Art 7 Directive 2000/78
Principle of equal treatment shall not prevent any MS from adopting specific measures to compensate for disadvantages in relation to protected grounds under Art 1.
Art 157(4) TFEU
Lisbon Treaty now mirrors Art 7 Directive 2000/78 - MS are entitled to pursue positive action policies as an exception to the equal treatment principle as enshrined in the EU Treaties.
s 159 EqA 2010
Exception to equal treatment principle/prohibition on DD under s 13 EqA in limited circumstances. s 159 allows employers to treat those from a disadvantaged group more favourably than others who do not share that characteristic in relation to promotion/recruitment, but only in a TIE BREAK situation.
Under s 159(4), employer may only give more favourable treatment to A if A is equally as qualified as B; the employer does not have a general policy of treating those with A’s characteristic more favourably; and the favourable treatment to A is a proportionate means of achieving a legitimate aim.
s 149 EqA 2010
Sets out the public sector equality duty. s 149(1) provides that public authorities, when exercising their functions, must have due regard for the need to eliminate disadvantage and advance equality of opportunity.

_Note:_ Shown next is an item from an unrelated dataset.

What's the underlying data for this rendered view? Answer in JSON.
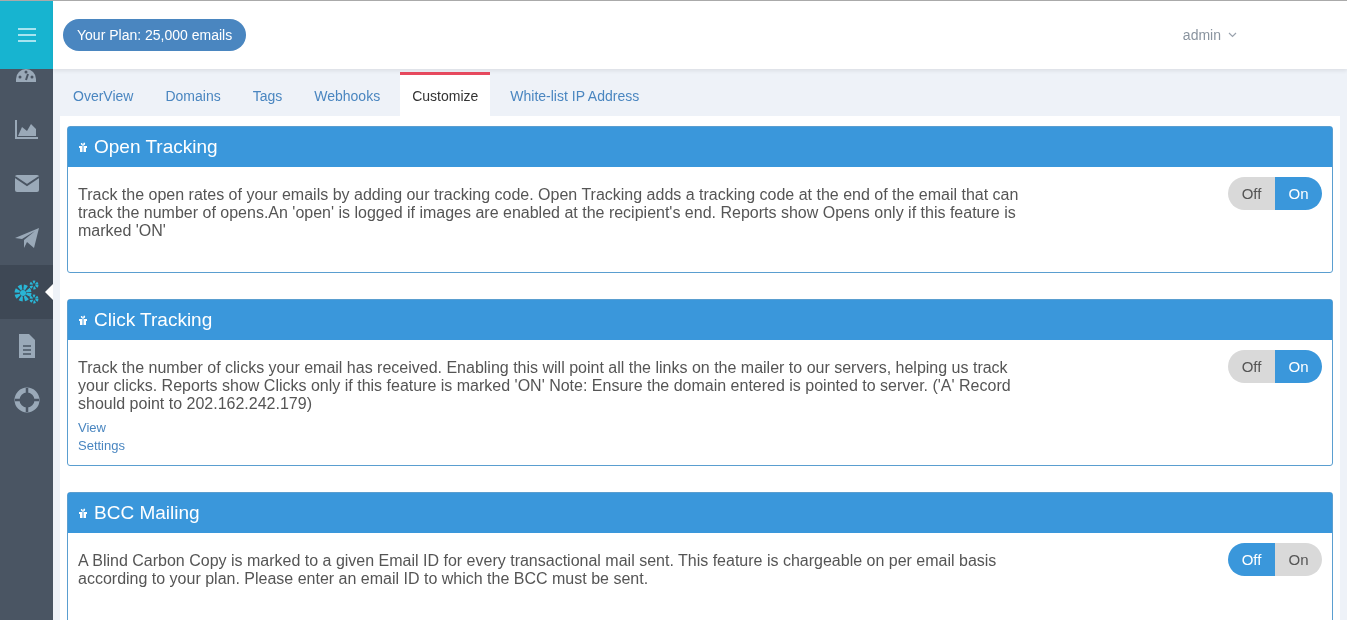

Weak procedural duty on employers - only have to show that they took into consideration the need to eliminate disadvantage and promote equality of opportunity, rather than a substantive requirement that they must take active steps to do so.
s 1 EqA 2010
Sets out the public sector socio-economic inequality duty. Public authority employers, when exercising their functions, must have due regard for the desirability of carrying out its functions in such a way that reduces socio-economic disadvantage.